All attempts to eliminate scholarship as a function of the school are doomed to fail. No matter how broad one's personal experience may be the requirements of modern society demand knowledge far greater. A genius might succeed without the assistance of the past and help of others, but the great host of common mortals would fail and find themselves no better off than their primitive ancestors guided by instincts. Each individual must be given that portion of human experience which will be of most service to him in making a life and in earning a living. The school must transmit this heritage to the child if it serves the purpose for which it was created. This heritage must be transmitted for the following, briefly stated reasons:

1. It is the great interpreter of the present and prophet of the future. All right adjustments of the individual to his environment are conditioned on his having possession of it.

2. It is the great conserving force in social progress. Without it, the advances of the radical element of society would be lost and future progress would become impossible. 3. It saves the individual from being overthrown by temporary storms. It is like ballast to the ship that holds it steady when surface waves toss in fury. The tango is not going to wreck society.

4. It is the foundation of all truly practical education. The material conquests of the age took their rise in the fountains of science and higher mathematics. President Wilson is a great living example of the value of scholarship in practical affairs.
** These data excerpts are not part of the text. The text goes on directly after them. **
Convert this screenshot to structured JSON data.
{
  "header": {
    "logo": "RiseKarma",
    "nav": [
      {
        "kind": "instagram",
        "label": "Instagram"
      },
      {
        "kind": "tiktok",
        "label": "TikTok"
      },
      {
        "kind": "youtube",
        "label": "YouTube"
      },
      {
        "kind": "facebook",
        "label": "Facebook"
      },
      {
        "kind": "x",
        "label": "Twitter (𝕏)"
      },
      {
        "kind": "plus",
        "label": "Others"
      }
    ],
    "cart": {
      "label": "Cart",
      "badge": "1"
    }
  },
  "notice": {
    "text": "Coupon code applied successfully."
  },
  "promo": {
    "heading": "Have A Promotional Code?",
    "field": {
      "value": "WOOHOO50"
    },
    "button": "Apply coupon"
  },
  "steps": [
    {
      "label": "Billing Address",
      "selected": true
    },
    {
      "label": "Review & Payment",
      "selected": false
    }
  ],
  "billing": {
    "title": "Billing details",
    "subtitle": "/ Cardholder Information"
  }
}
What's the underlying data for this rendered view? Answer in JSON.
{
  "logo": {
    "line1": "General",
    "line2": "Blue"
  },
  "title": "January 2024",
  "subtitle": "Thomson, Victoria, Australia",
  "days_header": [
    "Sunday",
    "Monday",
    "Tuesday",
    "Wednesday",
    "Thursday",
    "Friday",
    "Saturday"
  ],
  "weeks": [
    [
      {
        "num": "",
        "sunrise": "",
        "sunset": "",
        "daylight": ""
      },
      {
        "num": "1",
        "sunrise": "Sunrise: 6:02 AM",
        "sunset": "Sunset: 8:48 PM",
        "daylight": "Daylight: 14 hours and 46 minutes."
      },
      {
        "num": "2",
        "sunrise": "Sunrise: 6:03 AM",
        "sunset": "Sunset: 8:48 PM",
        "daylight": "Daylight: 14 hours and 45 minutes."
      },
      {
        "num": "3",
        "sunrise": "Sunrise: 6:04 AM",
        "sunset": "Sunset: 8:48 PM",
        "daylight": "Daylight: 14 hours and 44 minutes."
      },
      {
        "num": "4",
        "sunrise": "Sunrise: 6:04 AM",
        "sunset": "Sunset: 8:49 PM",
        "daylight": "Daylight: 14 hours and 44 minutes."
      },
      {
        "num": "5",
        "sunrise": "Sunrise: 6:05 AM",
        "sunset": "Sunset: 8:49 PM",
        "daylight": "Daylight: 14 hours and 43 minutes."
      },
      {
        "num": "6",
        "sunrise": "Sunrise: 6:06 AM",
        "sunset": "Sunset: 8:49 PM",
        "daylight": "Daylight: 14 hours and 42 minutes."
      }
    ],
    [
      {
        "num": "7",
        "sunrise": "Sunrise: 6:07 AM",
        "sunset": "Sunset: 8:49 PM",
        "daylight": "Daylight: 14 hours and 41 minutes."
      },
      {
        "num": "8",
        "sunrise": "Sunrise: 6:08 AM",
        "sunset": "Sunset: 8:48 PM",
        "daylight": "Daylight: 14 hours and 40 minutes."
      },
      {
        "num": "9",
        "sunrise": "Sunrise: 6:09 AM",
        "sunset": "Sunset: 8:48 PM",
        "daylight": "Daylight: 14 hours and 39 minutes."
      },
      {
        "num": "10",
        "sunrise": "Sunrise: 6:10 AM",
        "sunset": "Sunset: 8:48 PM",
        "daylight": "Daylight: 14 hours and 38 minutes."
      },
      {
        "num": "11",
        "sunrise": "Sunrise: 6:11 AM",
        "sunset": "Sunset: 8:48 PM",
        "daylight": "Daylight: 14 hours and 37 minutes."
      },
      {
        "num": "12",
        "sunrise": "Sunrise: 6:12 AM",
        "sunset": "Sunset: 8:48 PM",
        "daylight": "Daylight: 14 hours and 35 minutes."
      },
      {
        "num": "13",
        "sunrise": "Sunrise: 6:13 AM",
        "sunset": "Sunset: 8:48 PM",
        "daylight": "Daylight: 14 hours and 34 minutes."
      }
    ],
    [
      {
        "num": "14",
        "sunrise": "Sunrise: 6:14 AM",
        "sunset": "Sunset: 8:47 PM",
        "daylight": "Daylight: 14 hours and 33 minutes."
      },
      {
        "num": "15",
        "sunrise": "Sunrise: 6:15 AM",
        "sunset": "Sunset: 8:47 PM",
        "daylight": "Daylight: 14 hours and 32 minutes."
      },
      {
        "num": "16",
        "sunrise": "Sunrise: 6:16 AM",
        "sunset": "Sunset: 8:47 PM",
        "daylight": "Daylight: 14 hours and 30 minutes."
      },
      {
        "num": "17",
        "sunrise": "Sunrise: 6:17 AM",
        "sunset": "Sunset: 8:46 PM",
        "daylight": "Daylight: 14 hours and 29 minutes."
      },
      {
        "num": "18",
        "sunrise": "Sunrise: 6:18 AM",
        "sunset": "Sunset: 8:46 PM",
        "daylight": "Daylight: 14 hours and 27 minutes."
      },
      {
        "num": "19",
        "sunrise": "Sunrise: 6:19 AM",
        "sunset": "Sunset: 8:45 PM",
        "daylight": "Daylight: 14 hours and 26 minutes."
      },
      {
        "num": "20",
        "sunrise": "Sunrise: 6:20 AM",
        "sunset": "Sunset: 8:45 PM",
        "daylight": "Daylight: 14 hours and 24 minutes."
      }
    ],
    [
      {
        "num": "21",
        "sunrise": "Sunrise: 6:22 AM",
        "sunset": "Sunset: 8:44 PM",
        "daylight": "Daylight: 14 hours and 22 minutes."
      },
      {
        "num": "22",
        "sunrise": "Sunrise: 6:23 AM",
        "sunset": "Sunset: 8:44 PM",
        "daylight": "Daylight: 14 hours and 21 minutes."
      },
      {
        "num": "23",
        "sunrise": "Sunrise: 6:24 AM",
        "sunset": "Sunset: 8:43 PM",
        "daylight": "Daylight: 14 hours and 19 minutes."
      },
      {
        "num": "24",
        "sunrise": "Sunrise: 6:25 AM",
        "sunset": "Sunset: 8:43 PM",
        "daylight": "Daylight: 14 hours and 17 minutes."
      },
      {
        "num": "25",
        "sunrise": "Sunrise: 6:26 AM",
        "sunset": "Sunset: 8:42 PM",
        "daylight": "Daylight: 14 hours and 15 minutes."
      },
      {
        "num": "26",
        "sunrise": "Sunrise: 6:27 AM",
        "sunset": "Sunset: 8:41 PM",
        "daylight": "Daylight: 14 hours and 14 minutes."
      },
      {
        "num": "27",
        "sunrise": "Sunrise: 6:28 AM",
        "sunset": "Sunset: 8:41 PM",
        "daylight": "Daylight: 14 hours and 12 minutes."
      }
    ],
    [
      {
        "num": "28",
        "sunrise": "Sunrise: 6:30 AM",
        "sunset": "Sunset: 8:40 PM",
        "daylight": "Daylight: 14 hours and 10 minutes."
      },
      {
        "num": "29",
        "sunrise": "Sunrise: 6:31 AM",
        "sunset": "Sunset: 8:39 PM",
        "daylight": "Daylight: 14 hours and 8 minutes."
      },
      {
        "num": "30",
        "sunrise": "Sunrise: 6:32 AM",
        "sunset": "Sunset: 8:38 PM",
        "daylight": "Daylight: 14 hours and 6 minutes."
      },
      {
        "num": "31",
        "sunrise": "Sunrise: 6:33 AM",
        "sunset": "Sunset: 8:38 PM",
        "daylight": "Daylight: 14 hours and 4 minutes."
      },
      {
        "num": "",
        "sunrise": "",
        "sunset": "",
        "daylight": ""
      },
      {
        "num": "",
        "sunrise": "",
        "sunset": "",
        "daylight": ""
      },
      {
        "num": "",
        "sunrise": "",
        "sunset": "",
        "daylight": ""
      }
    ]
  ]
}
5. It prepares one to rightly use his hours of leisure and saves him from the dangers of his non-vocational hours. Emphasis on vocation has made some forget the shortened hours of labor and the need for education for man's non-working hours. The migration toward the devil comes when man is not at work.

6. It saves one from repeating the mistakes of others and enables him to profit by their successes. It frees the individual immeasurably. One can

7. It makes one at home in the world and teaches the kinship of the race. work most effectively and live most happily when he is at home.

While yielding to the demand for practical education and to the pressure and popularity of vocational training, the school must hold aloft the banner of scholarship and culture and stand for the drill necessary to the learning of the technique of experience. Yet not for the monotonous grind on mere form nor for the scholarship represented by the dry bones of the past, but for technique made interesting and profitable by rich content, and for the new scholarship which at once mingles the blue blood of ancestral aristocracy with the red blood of horny-handed democracy.

B. ITS SOCIAL FUNCTION

JAMES M. GREENWOOD, ADVISORY SUPERINTENDENT OF SCHOOLS, KANSAS CITY, MO. I shall treat this subject under three types of mind for the sake of clearness and differentiation of educational engineering in a community.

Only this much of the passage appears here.